Tuning the Excitonic States in MoS2/Graphene van der Waals Heterostructures via Electrochemical Gating

The behavior of excitons in van der Waals (vdWs) heterostructures depends on electron-electron interactions and charge transfer at the hetero-interface. However, what still remains to be unraveled is to which extent the carrier densities of both counterparts and the band alignment in the vdWs heterostructures determine the photoluminescence properties. Here, we systematically study the photoluminescence properties of monolayer MoS2/graphene heterostructures by modulating the carrier densities and contact barrier at the interface via electrochemical gating.
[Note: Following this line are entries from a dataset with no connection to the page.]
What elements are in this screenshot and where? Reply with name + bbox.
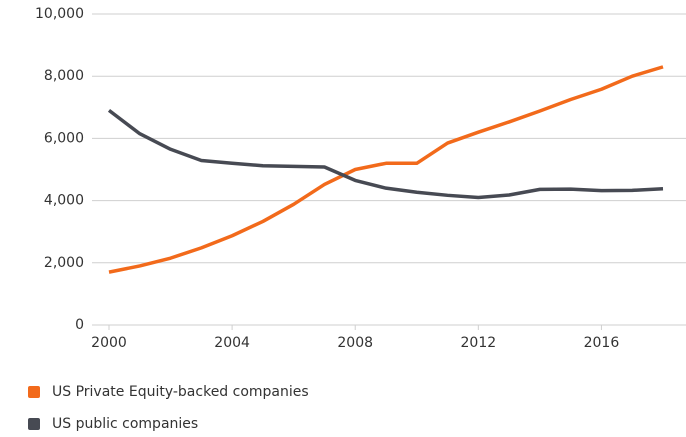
y-tick-label: 0	[75, 317, 84, 333]
y-tick-label: 6,000	[44, 130, 84, 146]
y-tick-label: 2,000	[44, 255, 84, 271]
legend-swatch	[28, 418, 40, 430]
x-tick-label: 2004	[214, 335, 250, 351]
x-tick-label: 2000	[91, 335, 127, 351]
series-line	[107, 109, 664, 200]
legend-swatch	[28, 386, 40, 398]
series-line	[108, 65, 664, 274]
x-tick-label: 2008	[337, 335, 373, 351]
y-tick-label: 8,000	[44, 68, 84, 84]
x-tick-label: 2016	[584, 335, 620, 351]
x-tick-label: 2012	[461, 335, 497, 351]
legend-label: US Private Equity-backed companies	[52, 384, 309, 400]
y-tick-label: 4,000	[44, 193, 84, 209]
legend-label: US public companies	[52, 416, 198, 432]
y-tick-label: 10,000	[35, 6, 84, 22]
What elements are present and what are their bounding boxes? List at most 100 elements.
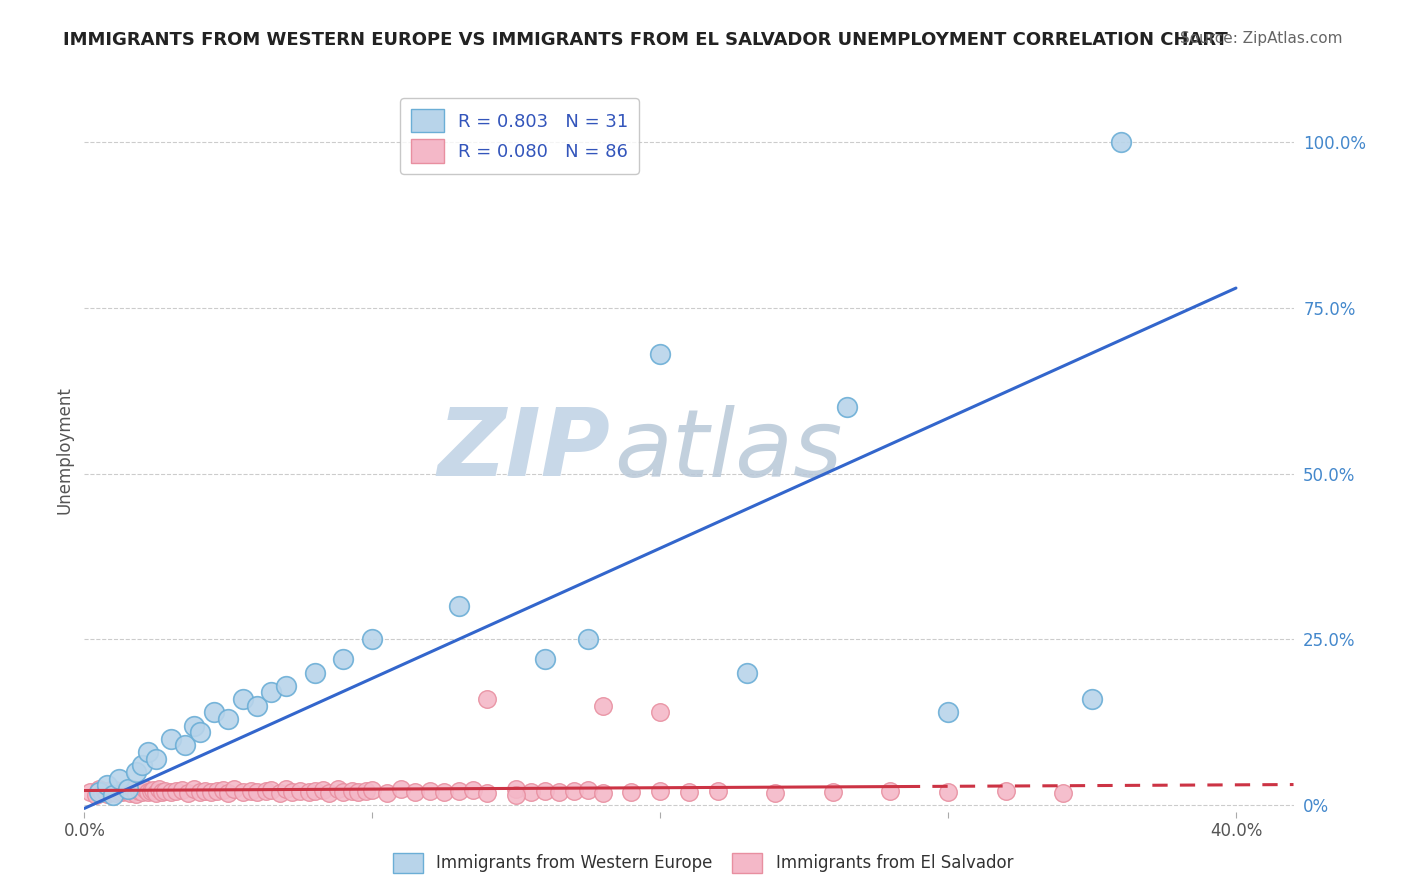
Point (205, 784, 228, 798)
Point (298, 785, 321, 799)
Point (159, 785, 181, 799)
Point (125, 764, 148, 779)
Point (183, 782, 205, 797)
Point (576, 782, 599, 797)
Point (153, 783, 176, 797)
Point (519, 785, 541, 799)
Point (706, 784, 728, 798)
Point (194, 783, 217, 797)
Y-axis label: Unemployment: Unemployment (55, 386, 73, 515)
Point (592, 786, 614, 800)
Point (145, 786, 167, 800)
Point (90, 786, 112, 800)
Point (217, 712, 239, 726)
Point (87, 781, 110, 796)
Point (389, 782, 412, 797)
Point (134, 781, 156, 796)
Point (111, 785, 134, 799)
Point (108, 772, 131, 786)
Point (172, 782, 194, 797)
Point (79, 785, 101, 799)
Point (183, 718, 205, 732)
Point (505, 788, 527, 802)
Point (131, 758, 153, 772)
Point (240, 783, 263, 797)
Point (763, 786, 786, 800)
Text: ZIP: ZIP (437, 404, 610, 497)
Point (159, 731, 181, 746)
Point (576, 632, 599, 647)
Point (246, 698, 269, 713)
Point (114, 784, 136, 798)
Point (936, 706, 959, 720)
Point (246, 785, 269, 799)
Point (269, 786, 291, 800)
Point (122, 782, 145, 797)
Point (447, 784, 470, 798)
Point (260, 782, 283, 797)
Point (548, 785, 571, 799)
Point (150, 785, 173, 799)
Point (131, 785, 153, 799)
Point (477, 786, 499, 800)
Point (312, 782, 335, 797)
Point (260, 685, 283, 699)
Text: atlas: atlas (614, 405, 842, 496)
Point (620, 785, 643, 799)
Point (174, 739, 197, 753)
Point (879, 783, 901, 797)
Point (1052, 786, 1074, 800)
Point (101, 781, 124, 796)
Point (148, 782, 170, 797)
Point (96, 788, 118, 802)
Point (821, 785, 844, 799)
Point (274, 679, 297, 693)
Point (232, 785, 254, 799)
Point (188, 785, 211, 799)
Point (318, 786, 340, 800)
Legend: R = 0.803   N = 31, R = 0.080   N = 86: R = 0.803 N = 31, R = 0.080 N = 86 (401, 98, 640, 174)
Point (120, 786, 142, 800)
Point (84, 788, 107, 802)
Point (332, 785, 354, 799)
Point (461, 782, 484, 797)
Point (217, 786, 239, 800)
Point (188, 725, 211, 739)
Legend: Immigrants from Western Europe, Immigrants from El Salvador: Immigrants from Western Europe, Immigran… (387, 847, 1019, 880)
Point (340, 783, 363, 797)
Point (101, 788, 124, 802)
Point (232, 692, 254, 706)
Point (650, 347, 672, 361)
Point (326, 782, 349, 797)
Point (332, 652, 354, 666)
Point (96, 778, 118, 792)
Point (361, 782, 384, 797)
Point (202, 706, 225, 720)
Point (447, 599, 470, 614)
Point (936, 785, 959, 799)
Point (592, 698, 614, 713)
Point (280, 785, 302, 799)
Point (404, 785, 426, 799)
Point (837, 401, 859, 415)
Point (117, 782, 139, 797)
Point (145, 752, 167, 766)
Point (650, 706, 672, 720)
Point (128, 783, 150, 797)
Point (375, 786, 398, 800)
Point (735, 665, 758, 680)
Point (433, 785, 456, 799)
Point (98, 785, 121, 799)
Point (93, 783, 115, 797)
Point (222, 782, 245, 797)
Point (142, 782, 165, 797)
Point (125, 788, 148, 802)
Text: IMMIGRANTS FROM WESTERN EUROPE VS IMMIGRANTS FROM EL SALVADOR UNEMPLOYMENT CORRE: IMMIGRANTS FROM WESTERN EUROPE VS IMMIGR… (63, 31, 1227, 49)
Point (361, 632, 384, 647)
Point (254, 784, 277, 798)
Point (136, 745, 159, 759)
Point (274, 782, 297, 797)
Point (678, 785, 700, 799)
Point (304, 665, 326, 680)
Point (419, 783, 441, 797)
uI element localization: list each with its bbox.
It is shown that the PL intensities of excitons can be tuned by more than two orders of magnitude, and a blue-shift of the exciton peak of up to 40 meV is observed. By extracting the carrier density of MoS2 using an electric potential distribution model, and the Schottky barrier using first-principle calculations, we find that the controllable carrier density in MoS2 plays a dominant role in the PL tuning at negative gate bias, whereas the interlayer relaxation of excitons induced by the Schottky barrier has a major contribution at positive gate bias. This is further verified by controlling the tunneling barrier and screening field across MoS2 by inserting self-assembled monolayers (SAMs) at the interface. These findings will benefit to better understand the effect of many-body interactions and hetero-interfaces on the optical and optoelectronic properties in vdWs heterostructures.